Figure 7. Transition of Hsc70-loaded coats to the disassembly phase

(a) Experimental design used for the pH shift experiment. After immobilization of the clathrin/AP-2 coats onto the modified coverslip, the microfluidic chamber was perfused sequentially with auxilin, and then with a mixture of auxilin and Hsc70-AF568–ATP at pH 6. At this pH, the coats do not dissociate . To trigger uncoating, the pH was shifted to 6.8 in the presence of unlabeled Hsc70–ATP. Minimal uncoating was observed if the pH shift was done in the absence of Hsc70–ATP. (b) Histogram of the dwell times between pH shift and initiation of disassembly. The distribution of dwell times is a single exponential, indicating that the transition of an Hsc70-loaded coat to the disassembly phase has a single rate-limiting step, with rate constant k₂⁺ (0.16 s⁻¹).

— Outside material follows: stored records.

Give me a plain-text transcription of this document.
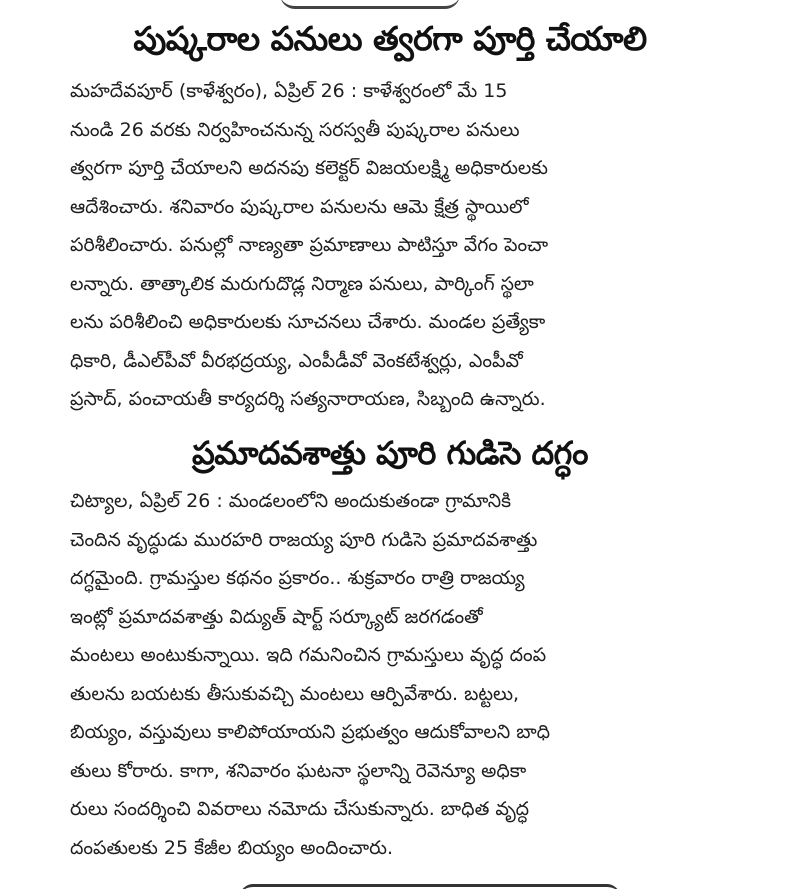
పుష్కరాల పనులు త్వరగా పూర్తి చేయాలి

మహదేవపూర్ (కాళేశ్వరం), ఏప్రిల్ 26 : కాళేశ్వరంలో మే 15
నుండి 26 వరకు నిర్వహించనున్న సరస్వతీ పుష్కరాల పనులు
త్వరగా పూర్తి చేయాలని అదనపు కలెక్టర్ విజయలక్ష్మి అధికారులకు
ఆదేశించారు. శనివారం పుష్కరాల పనులను ఆమె క్షేత్ర స్థాయిలో
పరిశీలించారు. పనుల్లో నాణ్యతా ప్రమాణాలు పాటిస్తూ వేగం పెంచా
లన్నారు. తాత్కాలిక మరుగుదొడ్ల నిర్మాణ పనులు, పార్కింగ్ స్థలా
లను పరిశీలించి అధికారులకు సూచనలు చేశారు. మండల ప్రత్యేకా
ధికారి, డీఎల్‌పీవో వీరభద్రయ్య, ఎంపీడీవో వెంకటేశ్వర్లు, ఎంపీవో
ప్రసాద్, పంచాయతీ కార్యదర్శి సత్యనారాయణ, సిబ్బంది ఉన్నారు.

ప్రమాదవశాత్తు పూరి గుడిసె దగ్ధం

చిట్యాల, ఏప్రిల్ 26 : మండలంలోని అందుకుతండా గ్రామానికి
చెందిన వృద్ధుడు మురహరి రాజయ్య పూరి గుడిసె ప్రమాదవశాత్తు
దగ్ధమైంది. గ్రామస్తుల కథనం ప్రకారం.. శుక్రవారం రాత్రి రాజయ్య
ఇంట్లో ప్రమాదవశాత్తు విద్యుత్ షార్ట్ సర్క్యూట్ జరగడంతో
మంటలు అంటుకున్నాయి. ఇది గమనించిన గ్రామస్తులు వృద్ధ దంప
తులను బయటకు తీసుకువచ్చి మంటలు ఆర్పివేశారు. బట్టలు,
బియ్యం, వస్తువులు కాలిపోయాయని ప్రభుత్వం ఆదుకోవాలని బాధి
తులు కోరారు. కాగా, శనివారం ఘటనా స్థలాన్ని రెవెన్యూ అధికా
రులు సందర్శించి వివరాలు నమోదు చేసుకున్నారు. బాధిత వృద్ధ
దంపతులకు 25 కేజీల బియ్యం అందించారు.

Figure 8. Uncoating reaction with coats containing mixtures of wild type and mutant clathrin

(a) Backbone model of the heavy and light chains of a clathrin triskelion (PDB 3IYV) . The close-up of a triskelion hub shows the location of the binding site for Hsc70 (QLMLT motif, black dots) in the C- terminal unstructured region of the clathrin heavy chain (blue lines). (b, c) Outcome of the uncoating reaction for coats containing mostly wild type (b) or mostly mutant clathrin lacking the Hsc70-binding motif (c). Coats containing primarily wild type clathrin undergo normal disassembly with release of wild type and mutant clathrin (left); coats containing primarily mutant clathrin remain intact, and no wild type clathrin is released. Top, schematic representation of the coats and the outcome of the uncoating reaction. Middle, representative kymographs of single- particle uncoating traces from two coats, one containing excess wild-type clathrin (80%, left) and the other containing excess mutant clathrin (80%, right); wild-type and mutant clathrin were labeled with LCa–AF488 and LCa–DL649, respectively. Bottom, plots of fluorescence intensity traces; blue, wild type clathrin; purple, mutant clathrin; orange, Hsc70. (d) Uncoating efficiency as a function of the fraction of wild-type clathrin in the coat. Coats with different ratios of wild-type and mutant clathrin were prepared and mixed; their disassembly properties were then analyzed together in the same field (N = 311 coats).